Was Johnson lying when he claimed that Wilson approached him and Brown not to question or arrest them for robbery but to tell them to “get the fuck onto the sidewalk”?
We don’t know because Jackson says he “cannot discuss the investigation about the attempted apprehension of the suspect in that strong-arm robbery. That goes to the county prosecutor’s office.”
I’m sure there are more questions. This is just for starters. But it smells very bad when a police department refuses to release any information about a deadly officer-involved shooting, unleashing five days of madness, and then reverses course to assure the public that Brown was a menacing, cigar-stealing thug.
I’ve seen a number of people online entertain an obvious but important hypothetical series of events like the ones in Ferguson, only with races reversed. Among the reasons such a scenario is so hard for so many people to fathom is that we instinctually believe protests would be unnecessary if a black officer killed a white kid because justice would be meted out swiftly and transparently.
Do a quick Google search for news stories about a black police officer killing a white teenager and the internet will spit back dozens of stories about precisely the opposite scenario. Michael Brown after Michael Brown.
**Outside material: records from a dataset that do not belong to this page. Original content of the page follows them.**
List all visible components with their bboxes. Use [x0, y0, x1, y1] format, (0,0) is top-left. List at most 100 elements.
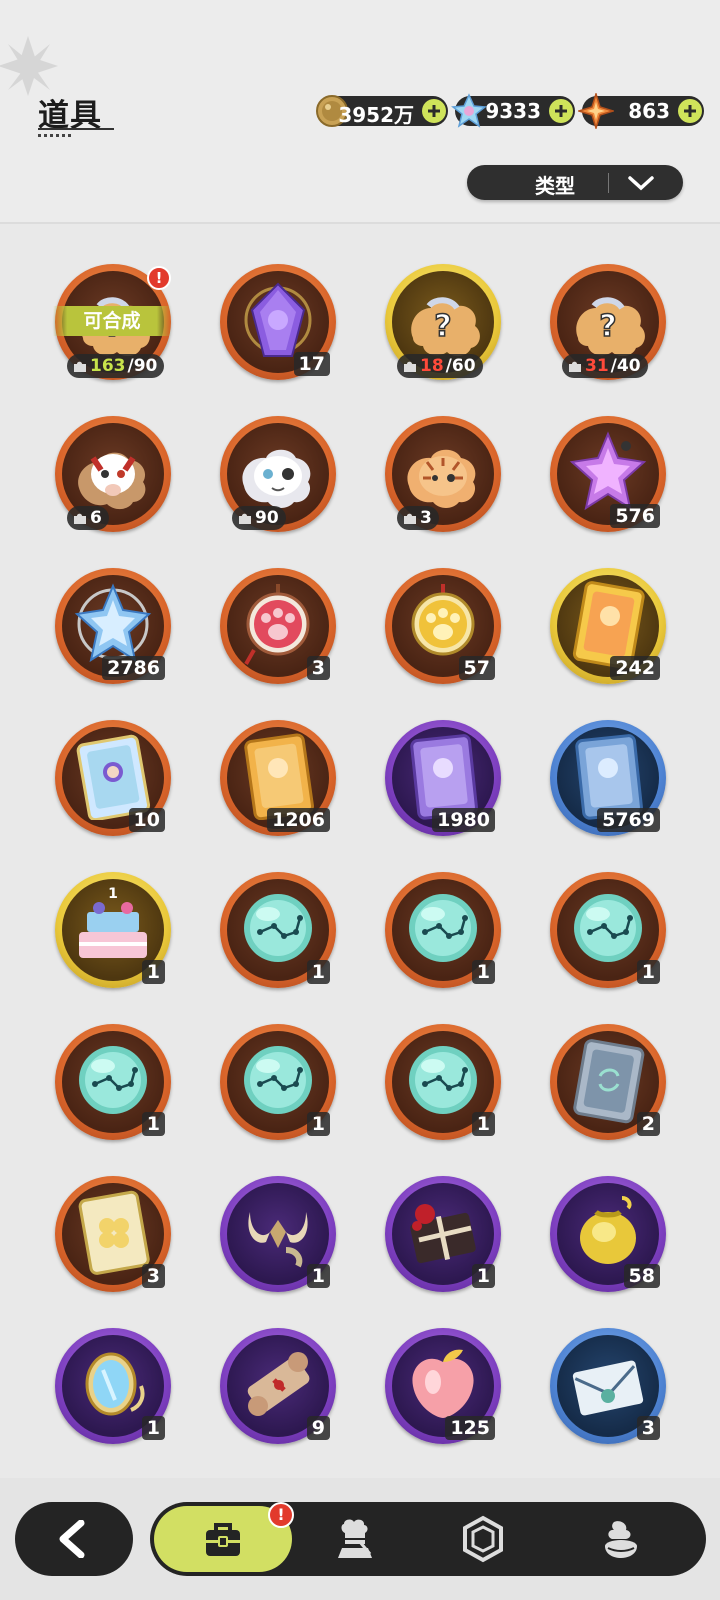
item-slot[interactable]: 1	[220, 1176, 336, 1292]
item-slot[interactable]: 576	[550, 416, 666, 532]
item-slot[interactable]: 57	[385, 568, 501, 684]
gold-character-card-icon	[572, 581, 645, 668]
mystery-puzzle-icon: ?	[411, 297, 480, 357]
tab-bar	[150, 1502, 706, 1576]
fragment-owned: 163	[90, 356, 126, 376]
item-count: 9	[306, 1416, 330, 1440]
peach-icon	[412, 1349, 474, 1418]
birthday-cake-icon: 1	[79, 886, 147, 958]
clover-card-icon	[78, 1190, 150, 1275]
sort-label: 类型	[535, 174, 575, 198]
puzzle-piece-icon	[239, 513, 251, 524]
item-slot[interactable]: 3	[55, 1176, 171, 1292]
blue-character-card-icon	[575, 734, 643, 820]
item-slot[interactable]: 10	[55, 720, 171, 836]
item-slot[interactable]: 3	[550, 1328, 666, 1444]
item-slot[interactable]: 9	[220, 1328, 336, 1444]
puzzle-piece-icon	[569, 361, 581, 372]
item-count: 1	[471, 960, 495, 984]
plus-icon	[428, 105, 440, 117]
item-count: 1	[141, 960, 165, 984]
item-count: 3	[636, 1416, 660, 1440]
fragment-required: /90	[127, 356, 158, 376]
item-slot[interactable]: 11	[55, 872, 171, 988]
svg-text:?: ?	[599, 309, 616, 344]
item-slot[interactable]: ?可合成!163/90	[53, 264, 171, 380]
constellation-orb-icon	[409, 1046, 477, 1114]
fragment-count: 3	[397, 506, 439, 530]
sort-divider	[608, 173, 609, 193]
item-count: 1980	[432, 808, 495, 832]
magic-mirror-icon	[85, 1352, 145, 1416]
add-crystal-button[interactable]	[549, 99, 573, 123]
item-slot[interactable]: 2786	[55, 568, 171, 684]
svg-text:?: ?	[434, 309, 451, 344]
item-slot[interactable]: 2	[550, 1024, 666, 1140]
item-count: 57	[458, 656, 495, 680]
fragment-count: 163/90	[67, 354, 165, 378]
white-cat-puzzle-icon	[242, 449, 311, 508]
item-slot[interactable]: ? 18/60	[385, 264, 501, 380]
item-slot[interactable]: 17	[220, 264, 336, 380]
item-count: 1	[141, 1112, 165, 1136]
tab-chef[interactable]	[318, 1506, 388, 1572]
chef-icon	[338, 1519, 372, 1558]
letter-icon	[572, 1360, 644, 1416]
item-slot[interactable]: 1	[220, 1024, 336, 1140]
item-slot[interactable]: 1	[550, 872, 666, 988]
constellation-orb-icon	[244, 894, 312, 962]
fox-puzzle-icon	[78, 452, 146, 510]
purple-crystal-icon	[244, 282, 312, 357]
bag-icon	[206, 1523, 240, 1556]
back-button[interactable]	[15, 1502, 133, 1576]
item-slot[interactable]: 1	[55, 1328, 171, 1444]
puzzle-piece-icon	[404, 361, 416, 372]
title-dots	[38, 134, 74, 137]
item-count: 58	[623, 1264, 660, 1288]
item-slot[interactable]: 90	[220, 416, 336, 532]
crystal-icon	[451, 93, 487, 128]
item-slot[interactable]: 242	[550, 568, 666, 684]
item-slot[interactable]: 58	[550, 1176, 666, 1292]
item-slot[interactable]: 1	[385, 872, 501, 988]
add-star-shard-button[interactable]	[678, 99, 702, 123]
item-count: 1	[636, 960, 660, 984]
item-count: 2	[636, 1112, 660, 1136]
fragment-required: /60	[445, 356, 476, 376]
item-slot[interactable]: 1	[55, 1024, 171, 1140]
scroll-icon	[247, 1352, 310, 1416]
fragment-owned: 31	[585, 356, 609, 376]
fragment-count: 18/60	[397, 354, 483, 378]
puzzle-piece-icon	[74, 513, 86, 524]
item-count: 125	[445, 1416, 495, 1440]
item-slot[interactable]: 6	[55, 416, 171, 532]
item-slot[interactable]: 1	[385, 1024, 501, 1140]
tab-dessert[interactable]	[578, 1506, 658, 1572]
item-slot[interactable]: 5769	[550, 720, 666, 836]
sort-type-dropdown[interactable]: 类型	[467, 165, 683, 200]
header: 道具 3952万 9333 863 类型	[0, 0, 720, 224]
constellation-orb-icon	[574, 894, 642, 962]
tiger-cat-puzzle-icon	[407, 449, 476, 508]
constellation-orb-icon	[409, 894, 477, 962]
item-slot[interactable]: 3	[220, 568, 336, 684]
plus-icon	[555, 105, 567, 117]
tab-gem[interactable]	[448, 1506, 518, 1572]
rainbow-character-card-icon	[76, 734, 151, 820]
item-slot[interactable]: 1	[385, 1176, 501, 1292]
puzzle-piece-icon	[404, 513, 416, 524]
item-count: 1	[471, 1264, 495, 1288]
item-slot[interactable]: ? 31/40	[550, 264, 666, 380]
star-shard-icon	[578, 93, 614, 129]
add-gold-button[interactable]	[422, 99, 446, 123]
item-slot[interactable]: 125	[385, 1328, 501, 1444]
item-slot[interactable]: 3	[385, 416, 501, 532]
item-slot[interactable]: 1206	[220, 720, 336, 836]
currency-gold: 3952万	[316, 95, 448, 127]
item-slot[interactable]: 1	[220, 872, 336, 988]
gold-value: 3952万	[338, 103, 414, 127]
item-count: 3	[141, 1264, 165, 1288]
item-slot[interactable]: 1980	[385, 720, 501, 836]
currency-crystal: 9333	[451, 93, 575, 128]
item-count: 576	[610, 504, 660, 528]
But you’ll also find the Orange, Texas case of Captain Robert Arnold, a black Ranger who wrongfully killed James Whitehead, a white former Marine. Whitehead barked racial slurs at Arnold, who was responding to an altercation at an auto parts store, but the police insisted the slurs had nothing to do with the use of force. Arnold’s name was released to the press immediately. He was placed on administrative leave following the shooting. A Grand Jury said it lacked sufficient evidence to recommend a prosecution, but Arnold was nevertheless suspended indefinitely because, as police chief Sam Kittrell told Arnold in a letter, “alternative measures on your part would have prevented the necessity of the use of deadly force.”
Perhaps the investigation into the Wilson shooting will proceed just as smoothly from this point forward. Perhaps Jackson will have compelling answers to the above questions next time he meets the press. But nothing we’ve seen so far inspires much confidence that either of these things will happen.
UPDATE: We now have an answer to question number four, above. According to Police Chief Jackson, "The initial contact between the officer [Darren Wilson] and Mr. Brown was not related to the robbery." Wilson approached Brown and his companion "because they were walking down the middle of the street, blocking traffic."
In other words, Wilson didn't know about the robbery at all when the encounter began. Which calls the incident report's legal relevance to the circumstance of the shooting into question. If the altercation began under totally different pretenses, why try to connect the two? One reason would be to build a narrative that's consistent with Wilson's story. If Brown had just committed a crime, and was willing to tussle, and Wilson thought he was dealing with a couple of harmless jaywalkers, then it's easier to believe that Brown was combative and Wilson was caught off guard. Both things need to be true if we're to believe Wilson's version of events—that Brown assaulted him, lunged for his gun, and was subsequently shot.